The Pelindung Trail is a well-known jungle pathway connecting the boardwalk north of Teluk Cempedak and the small road leading up to Bukit Pelindung.  It runs through the Beserah Forest Reserve (Hutan Simpan Beserah).  I have posted about it before here in August 2011.  At that time the boardwalk was closed for repairs with the wooden posts and stringers falling apart from rot and tree falls.

From the ocean (paras laut) to elevation 220 meters.
I am happy to report that the boardwalk is open again and the rotten wood -in fact all of the wood- has been replaced with plastic posts and decking.  While not the most exotic of solutions, it will keep the boardwalk open and functional despite the strong weathering climate of the tanjung (cape) around which it winds.

Plastic posts and decking replace the rotten wood

Plastic stringers to support decking on the observation platform
We have often walked this trail and did again this past weekend as we had a friend visiting us from somewhere else.  If one is observant, you can see many butterflies, marching ant armies, lizards, birds, monkies and (occasionally) wild jungle boar.

Lizard along Pelindung Trail
Our friend noticed the above lizard along the trail and we were entertained by its ungainly running gait.  When the lizard pretended to be one with a tree trunk, we had ample time to snap off some camera shots.

Walking stick
In my 16 years in Malaysia, I had never seen a walking stick (Phasmatodea) other than in a sanctuary and so it was a pleasant surprise to be able to see and photograph the one above.  These insects are so slender that it is difficult to get a focus upon it unless one uses the vegetation upon which it rests for the focal point.

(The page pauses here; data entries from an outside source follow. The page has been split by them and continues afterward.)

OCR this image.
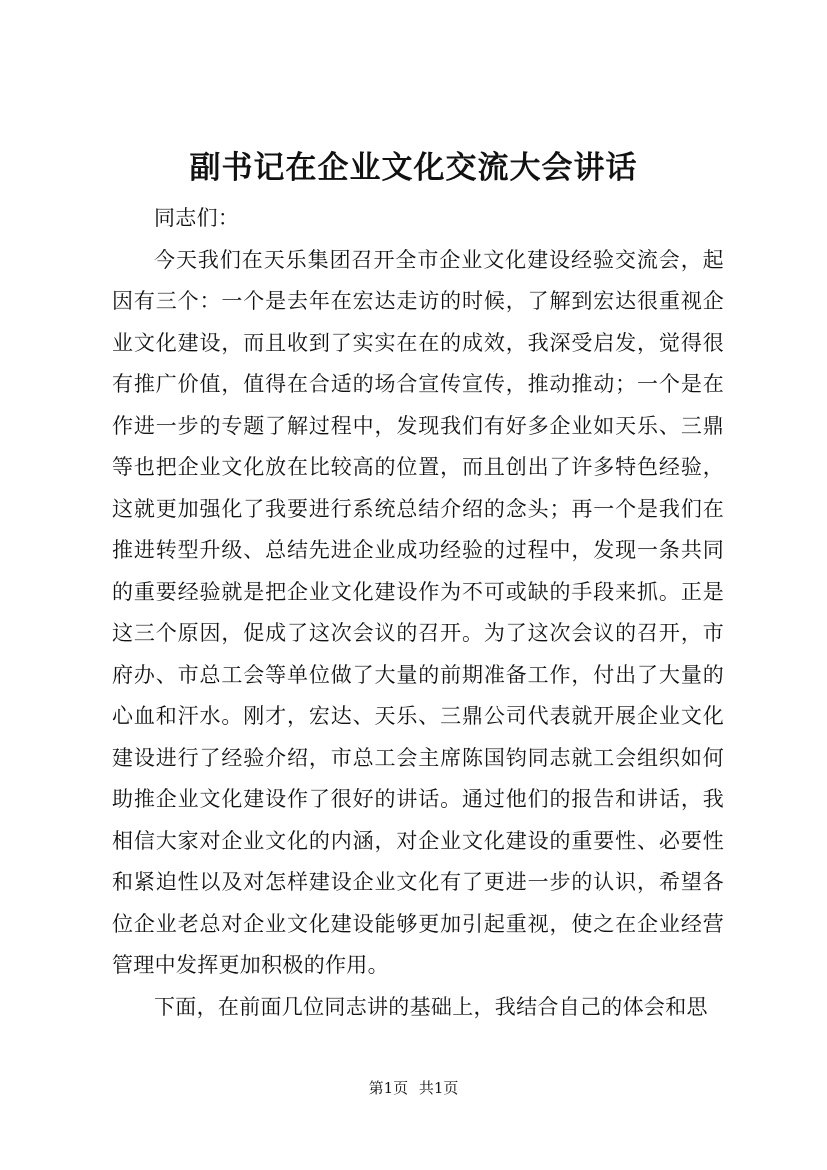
副书记在企业文化交流大会讲话

同志们：

今天我们在天乐集团召开全市企业文化建设经验交流会，起因有三个：一个是去年在宏达走访的时候，了解到宏达很重视企业文化建设，而且收到了实实在在的成效，我深受启发，觉得很有推广价值，值得在合适的场合宣传宣传，推动推动；一个是在作进一步的专题了解过程中，发现我们有好多企业如天乐、三鼎等也把企业文化放在比较高的位置，而且创出了许多特色经验，这就更加强化了我要进行系统总结介绍的念头；再一个是我们在推进转型升级、总结先进企业成功经验的过程中，发现一条共同的重要经验就是把企业文化建设作为不可或缺的手段来抓。正是这三个原因，促成了这次会议的召开。为了这次会议的召开，市府办、市总工会等单位做了大量的前期准备工作，付出了大量的心血和汗水。刚才，宏达、天乐、三鼎公司代表就开展企业文化建设进行了经验介绍，市总工会主席陈国钧同志就工会组织如何助推企业文化建设作了很好的讲话。通过他们的报告和讲话，我相信大家对企业文化的内涵，对企业文化建设的重要性、必要性和紧迫性以及对怎样建设企业文化有了更进一步的认识，希望各位企业老总对企业文化建设能够更加引起重视，使之在企业经营管理中发挥更加积极的作用。

下面，在前面几位同志讲的基础上，我结合自己的体会和思

第1页 共1页
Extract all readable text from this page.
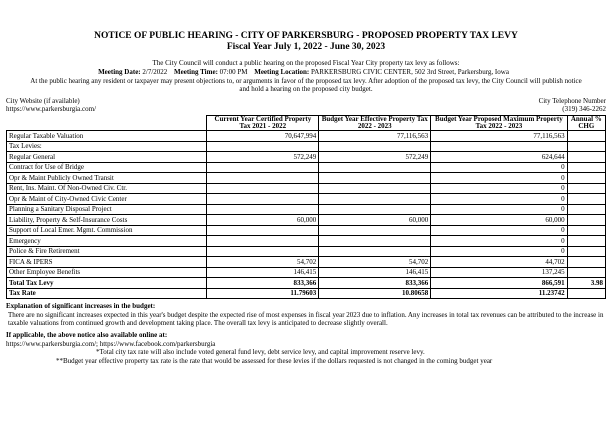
NOTICE OF PUBLIC HEARING - CITY OF PARKERSBURG - PROPOSED PROPERTY TAX LEVY
Fiscal Year July 1, 2022 - June 30, 2023
The City Council will conduct a public hearing on the proposed Fiscal Year City property tax levy as follows:
Meeting Date: 2/7/2022 Meeting Time: 07:00 PM Meeting Location: PARKERSBURG CIVIC CENTER, 502 3rd Street, Parkersburg, Iowa
At the public hearing any resident or taxpayer may present objections to, or arguments in favor of the proposed tax levy. After adoption of the proposed tax levy, the City Council will publish notice and hold a hearing on the proposed city budget.
City Website (if available)
https://www.parkersburgia.com/
City Telephone Number
(319) 346-2262
	Current Year Certified Property Tax 2021 - 2022	Budget Year Effective Property Tax 2022 - 2023	Budget Year Proposed Maximum Property Tax 2022 - 2023	Annual % CHG
Regular Taxable Valuation	70,647,994	77,116,563	77,116,563	
Tax Levies:				
Regular General	572,249	572,249	624,644	
Contract for Use of Bridge			0	
Opr & Maint Publicly Owned Transit			0	
Rent, Ins. Maint. Of Non-Owned Civ. Ctr.			0	
Opr & Maint of City-Owned Civic Center			0	
Planning a Sanitary Disposal Project			0	
Liability, Property & Self-Insurance Costs	60,000	60,000	60,000	
Support of Local Emer. Mgmt. Commission			0	
Emergency			0	
Police & Fire Retirement			0	
FICA & IPERS	54,702	54,702	44,702	
Other Employee Benefits	146,415	146,415	137,245	
Total Tax Levy	833,366	833,366	866,591	3.98
Tax Rate	11.79603	10.80658	11.23742	
Explanation of significant increases in the budget:
There are no significant increases expected in this year's budget despite the expected rise of most expenses in fiscal year 2023 due to inflation. Any increases in total tax revenues can be attributed to the increase in taxable valuations from continued growth and development taking place. The overall tax levy is anticipated to decrease slightly overall.
If applicable, the above notice also available online at:
https://www.parkersburgia.com/; https://www.facebook.com/parkersburgia
*Total city tax rate will also include voted general fund levy, debt service levy, and capital improvement reserve levy.
**Budget year effective property tax rate is the rate that would be assessed for these levies if the dollars requested is not changed in the coming budget year
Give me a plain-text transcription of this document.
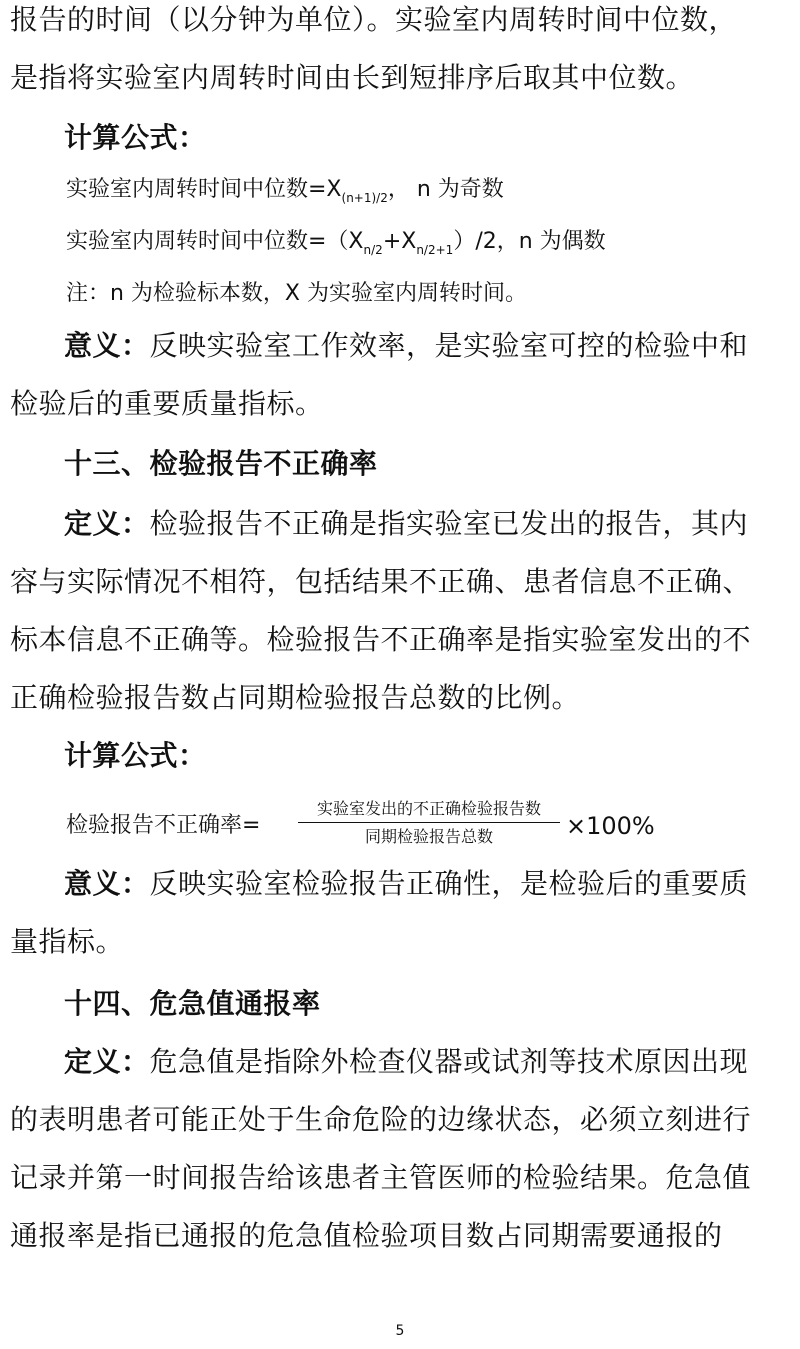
报告的时间（以分钟为单位）。实验室内周转时间中位数，
是指将实验室内周转时间由长到短排序后取其中位数。
计算公式：
实验室内周转时间中位数$=X_{(n+1)/2}$， n 为奇数
实验室内周转时间中位数$=(X_{n/2}+X_{n/2+1})/2$，n 为偶数
注：n 为检验标本数，X 为实验室内周转时间。
意义：反映实验室工作效率，是实验室可控的检验中和
检验后的重要质量指标。
十三、检验报告不正确率
定义：检验报告不正确是指实验室已发出的报告，其内
容与实际情况不相符，包括结果不正确、患者信息不正确、
标本信息不正确等。检验报告不正确率是指实验室发出的不
正确检验报告数占同期检验报告总数的比例。
计算公式：
检验报告不正确率=
实验室发出的不正确检验报告数
同期检验报告总数	×100%
意义：反映实验室检验报告正确性，是检验后的重要质
量指标。
十四、危急值通报率
定义：危急值是指除外检查仪器或试剂等技术原因出现
的表明患者可能正处于生命危险的边缘状态，必须立刻进行
记录并第一时间报告给该患者主管医师的检验结果。危急值
通报率是指已通报的危急值检验项目数占同期需要通报的
5
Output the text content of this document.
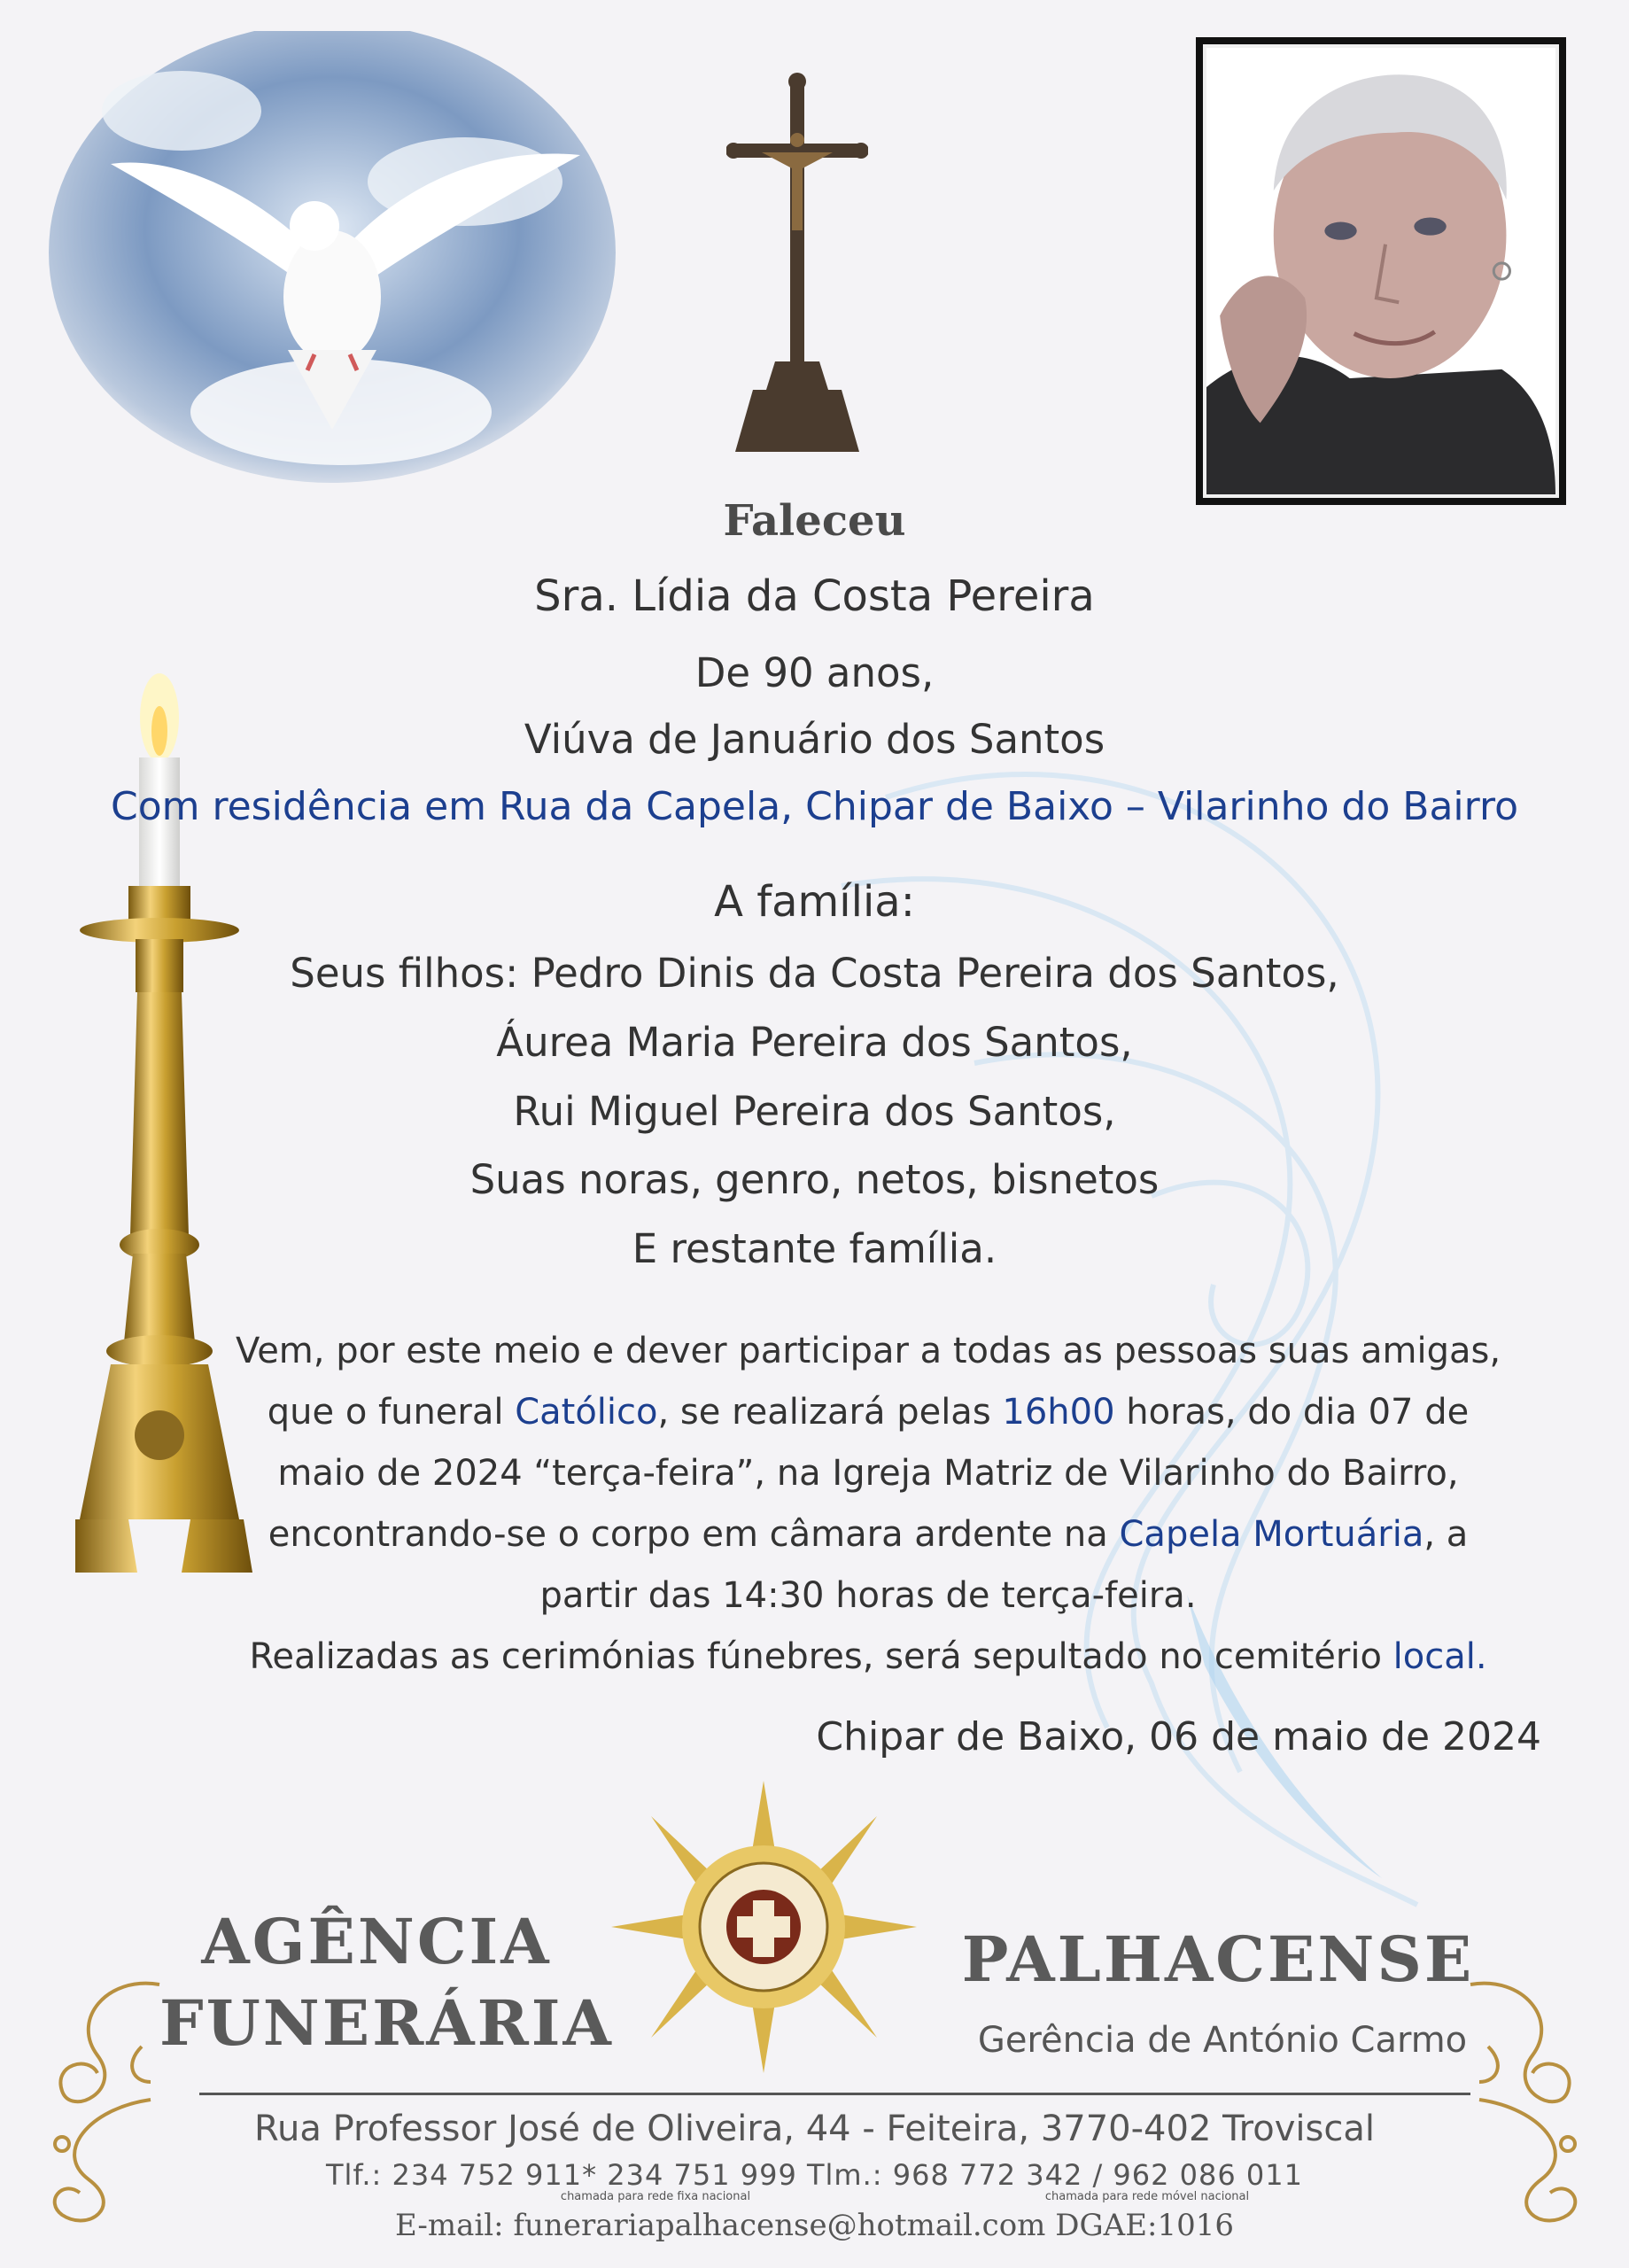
Faleceu
Sra. Lídia da Costa Pereira
De 90 anos,
Viúva de Januário dos Santos
Com residência em Rua da Capela, Chipar de Baixo – Vilarinho do Bairro
A família:
Seus filhos: Pedro Dinis da Costa Pereira dos Santos,
Áurea Maria Pereira dos Santos,
Rui Miguel Pereira dos Santos,
Suas noras, genro, netos, bisnetos
E restante família.
Vem, por este meio e dever participar a todas as pessoas suas amigas,
que o funeral Católico, se realizará pelas 16h00 horas, do dia 07 de
maio de 2024 “terça-feira”, na Igreja Matriz de Vilarinho do Bairro,
encontrando-se o corpo em câmara ardente na Capela Mortuária, a
partir das 14:30 horas de terça-feira.
Realizadas as cerimónias fúnebres, será sepultado no cemitério local.
Chipar de Baixo, 06 de maio de 2024
AGÊNCIA
FUNERÁRIA
PALHACENSE
Gerência de António Carmo
Rua Professor José de Oliveira, 44 - Feiteira, 3770-402 Troviscal
Tlf.: 234 752 911* 234 751 999 Tlm.: 968 772 342 / 962 086 011
chamada para rede fixa nacional	chamada para rede móvel nacional
E-mail: funerariapalhacense@hotmail.com DGAE:1016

One insect variety that is quite common are spiders, in size from very small to quite large.  It is amazing how quickly spiders can reconnect their trail-crossing web once we go by for the outbound leg.  Coming back on the inbound leg finds us tripping the same snare setup, which probably irritates the spiders to no end.

Don't you dare touch my web!
The trail is also home to many varieties of mushrooms.

If you walk this trail, an easy 50-60 minutes one way, be sure to bring a bottle of water and a good camera.  It is a relatively gentle path to walk except for the initial hike up from either the boardwalk, or else the access road that leads to Bukit Pelindung, which both strain the calf muscles on the uphill leg, and put a jarring pressure on the knees on the downhill leg.